On December 12, 1990, the Night Owl was involved in what was then the most serious accident in the history of the Massachusetts Bay Transportation Authority (MBTA). While under the direction of an apprentice engineer, the Night Owl entered a curve near Back Bay station in Boston at excessive speed. The train derailed and struck an MBTA Stoughton Line commuter train on a different track. 453 people were injured, although no fatalities resulted. The crash wrecked the two EMD F40PH diesel locomotives which were hauling the train, a material-handling car (carrying express freight), a baggage car, and two Amfleet coaches.

=== Replacement ===
In 1995 Amtrak applied the NortheastDirect branding to all intercity services on the Northeast Corridor, save long-distance trains, the New York-Philadelphia Clockers, and the premium Metroliners.
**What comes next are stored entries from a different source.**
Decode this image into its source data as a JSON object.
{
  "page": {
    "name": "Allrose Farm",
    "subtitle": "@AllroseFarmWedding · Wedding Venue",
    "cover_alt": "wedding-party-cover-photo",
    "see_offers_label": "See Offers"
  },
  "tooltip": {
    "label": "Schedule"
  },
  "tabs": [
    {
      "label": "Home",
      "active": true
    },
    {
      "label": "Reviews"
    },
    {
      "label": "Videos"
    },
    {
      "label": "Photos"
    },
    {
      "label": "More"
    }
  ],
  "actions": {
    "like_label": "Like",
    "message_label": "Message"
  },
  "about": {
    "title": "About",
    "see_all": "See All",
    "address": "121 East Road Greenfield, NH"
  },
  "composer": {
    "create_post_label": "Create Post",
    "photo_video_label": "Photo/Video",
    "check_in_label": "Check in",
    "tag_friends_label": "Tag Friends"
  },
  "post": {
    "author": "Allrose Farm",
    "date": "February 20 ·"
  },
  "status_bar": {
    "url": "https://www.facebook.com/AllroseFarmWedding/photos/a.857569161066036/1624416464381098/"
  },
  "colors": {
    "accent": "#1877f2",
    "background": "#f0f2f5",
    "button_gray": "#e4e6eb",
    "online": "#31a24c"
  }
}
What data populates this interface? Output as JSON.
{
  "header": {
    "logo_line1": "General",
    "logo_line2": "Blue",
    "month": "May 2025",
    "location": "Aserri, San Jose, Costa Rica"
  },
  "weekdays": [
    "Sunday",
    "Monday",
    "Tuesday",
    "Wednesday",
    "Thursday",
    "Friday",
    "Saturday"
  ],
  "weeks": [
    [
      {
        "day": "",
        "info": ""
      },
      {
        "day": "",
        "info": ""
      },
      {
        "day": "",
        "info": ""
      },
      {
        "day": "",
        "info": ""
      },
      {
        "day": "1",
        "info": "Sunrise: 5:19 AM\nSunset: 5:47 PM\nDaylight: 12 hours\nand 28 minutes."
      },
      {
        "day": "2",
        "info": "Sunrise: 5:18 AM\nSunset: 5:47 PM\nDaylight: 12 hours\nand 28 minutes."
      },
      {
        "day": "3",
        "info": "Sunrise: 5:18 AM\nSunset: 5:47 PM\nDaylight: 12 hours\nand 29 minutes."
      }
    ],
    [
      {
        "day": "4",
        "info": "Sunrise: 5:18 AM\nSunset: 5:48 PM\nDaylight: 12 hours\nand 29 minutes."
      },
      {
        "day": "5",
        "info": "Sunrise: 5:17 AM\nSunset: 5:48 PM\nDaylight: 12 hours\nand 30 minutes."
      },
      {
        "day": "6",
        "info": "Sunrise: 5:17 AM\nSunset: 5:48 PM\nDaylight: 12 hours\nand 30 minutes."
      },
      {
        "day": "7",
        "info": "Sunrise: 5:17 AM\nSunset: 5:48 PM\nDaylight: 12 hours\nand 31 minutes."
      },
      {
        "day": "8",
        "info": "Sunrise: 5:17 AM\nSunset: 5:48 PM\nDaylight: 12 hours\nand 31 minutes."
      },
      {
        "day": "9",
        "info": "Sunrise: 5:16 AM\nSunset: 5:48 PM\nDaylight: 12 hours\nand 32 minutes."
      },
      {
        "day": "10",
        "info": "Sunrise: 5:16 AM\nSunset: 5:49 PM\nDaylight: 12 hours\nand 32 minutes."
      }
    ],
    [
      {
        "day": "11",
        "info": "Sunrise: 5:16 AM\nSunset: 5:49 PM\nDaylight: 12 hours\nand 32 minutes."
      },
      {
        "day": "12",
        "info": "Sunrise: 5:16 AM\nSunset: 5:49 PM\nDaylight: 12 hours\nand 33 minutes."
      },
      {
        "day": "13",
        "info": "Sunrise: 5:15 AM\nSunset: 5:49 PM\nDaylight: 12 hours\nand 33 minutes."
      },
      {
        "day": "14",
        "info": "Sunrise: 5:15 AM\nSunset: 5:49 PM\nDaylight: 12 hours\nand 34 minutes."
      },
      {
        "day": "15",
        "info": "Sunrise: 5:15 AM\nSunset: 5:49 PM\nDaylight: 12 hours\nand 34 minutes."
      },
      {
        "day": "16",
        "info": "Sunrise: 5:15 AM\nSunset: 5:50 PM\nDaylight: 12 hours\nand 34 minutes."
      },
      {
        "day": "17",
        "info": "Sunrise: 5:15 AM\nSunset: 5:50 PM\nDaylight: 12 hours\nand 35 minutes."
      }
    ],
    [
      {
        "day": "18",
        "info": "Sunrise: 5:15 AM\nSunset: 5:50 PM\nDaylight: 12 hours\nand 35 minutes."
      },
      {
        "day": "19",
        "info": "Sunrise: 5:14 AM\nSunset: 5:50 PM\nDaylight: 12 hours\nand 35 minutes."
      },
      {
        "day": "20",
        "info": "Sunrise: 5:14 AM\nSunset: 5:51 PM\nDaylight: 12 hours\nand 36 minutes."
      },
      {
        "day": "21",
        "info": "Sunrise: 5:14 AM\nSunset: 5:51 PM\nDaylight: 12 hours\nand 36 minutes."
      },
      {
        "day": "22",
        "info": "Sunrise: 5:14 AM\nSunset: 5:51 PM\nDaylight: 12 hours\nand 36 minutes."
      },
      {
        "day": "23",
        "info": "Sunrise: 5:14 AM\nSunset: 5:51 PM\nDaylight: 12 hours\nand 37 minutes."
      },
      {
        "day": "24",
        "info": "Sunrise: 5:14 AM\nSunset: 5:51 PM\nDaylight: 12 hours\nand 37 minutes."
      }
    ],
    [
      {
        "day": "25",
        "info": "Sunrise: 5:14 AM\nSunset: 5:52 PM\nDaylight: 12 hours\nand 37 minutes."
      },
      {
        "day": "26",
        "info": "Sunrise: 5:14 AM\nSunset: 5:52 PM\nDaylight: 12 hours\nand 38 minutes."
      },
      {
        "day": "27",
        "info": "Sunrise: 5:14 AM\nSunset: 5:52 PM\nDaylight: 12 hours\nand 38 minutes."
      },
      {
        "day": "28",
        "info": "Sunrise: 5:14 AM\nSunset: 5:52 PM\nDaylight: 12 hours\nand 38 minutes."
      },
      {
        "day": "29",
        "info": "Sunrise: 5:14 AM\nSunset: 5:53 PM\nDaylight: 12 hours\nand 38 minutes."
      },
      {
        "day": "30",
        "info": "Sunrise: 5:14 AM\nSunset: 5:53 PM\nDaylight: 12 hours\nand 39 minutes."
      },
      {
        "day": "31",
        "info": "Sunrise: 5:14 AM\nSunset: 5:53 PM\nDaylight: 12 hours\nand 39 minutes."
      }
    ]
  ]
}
The schedule remained the same and timetables still showed the Night Owl name underneath the "Northeast Direct" brand.

The Night Owl made its last run on July 10, 1997. Losses were high and its equipment was outdated. Amtrak relaunched the service as the Twilight Shoreliner. The train carried Viewliner sleeping cars, replacing Heritage Fleet equipment, and a first class-only lounge called the "Twilight Lounge". The train's southern terminus was extended from Washington to Newport News, Virginia. Dave Nogar, then Amtrak's general manager for NortheastDirect services, reflected that "Anyone who rode the Night Owl knows it was a rather unique experience. Now we have a deluxe overnight train."